Recently, I've been looking into getting a credit card to balance up my finances and also build a credit profile in the UAE but no bank wants to give me a credit card, they all cite the fact that I have no credit cards from other bank or my company isn't listed.

Since my company isn't listed, do you know of any banks or finance houses that would provide me a card? I've tried RAKbank, Dunia Finance, NAJM, EmiratesNBD, Mashreq Bank (Where I have my personal account), Standard Chartered Bank etc and they have all found one reason not to give me a card especially because I don't have any existing credit card or loan from any other bank.
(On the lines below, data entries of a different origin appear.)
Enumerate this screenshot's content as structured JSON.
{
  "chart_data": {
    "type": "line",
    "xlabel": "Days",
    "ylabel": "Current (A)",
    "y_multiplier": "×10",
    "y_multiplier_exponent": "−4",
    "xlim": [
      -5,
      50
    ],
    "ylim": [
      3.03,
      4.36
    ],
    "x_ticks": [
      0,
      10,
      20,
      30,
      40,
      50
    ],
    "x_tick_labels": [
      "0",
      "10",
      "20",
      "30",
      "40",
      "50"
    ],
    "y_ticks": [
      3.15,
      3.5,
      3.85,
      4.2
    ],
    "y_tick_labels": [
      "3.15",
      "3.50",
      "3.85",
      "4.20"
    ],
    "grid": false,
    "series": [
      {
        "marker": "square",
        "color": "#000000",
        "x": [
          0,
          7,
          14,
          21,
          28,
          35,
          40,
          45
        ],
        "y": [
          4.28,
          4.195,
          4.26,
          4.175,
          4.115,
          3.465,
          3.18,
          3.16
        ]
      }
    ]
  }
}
So any suggestions on how I can get any credit card for a start? Maybe a bank or finance house with more relaxed policies for new entrants like me?


----------



## IND_DXB (Jan 13, 2018)

Hi, Can I have you mobile number?


----------



## svgeorge (Jul 9, 2016)

Maybe try CBD Now? They do advertise that you can get a credit card in 24 hours.. btw, why don't you manage with your debit card for sometime.. it is great for the initial months when you sometimes tend to overspend on your credit card.. you can't do that on your debit card though


----------



## matpet (Dec 29, 2017)

Hello,

are there any offers in UAE like we have in Europe?

I have already from Europe:
Revolut - UK
N26 - Germany

We don't want credit (cards) from the banks just to be able to spend our own cash anywhere at anytime card providers like Revolut and N26 are perfect. Few minutes to register and cheaper than any bank.

Does anyone have any experiences with similar offers in the region? Specially for those that are not yet residents or new residents. 

And some facts... Revolut exchange rate on Mastercard has never been matched by any exchange office or bank. Ever.


----------



## Adeelkhan (Jan 21, 2018)

IF you have funds coming in / out of your company / personal account, you can apply for credit card after 6 months. 

also register your company with banks, this way it will be easy for you and other employees to get credit cards


----------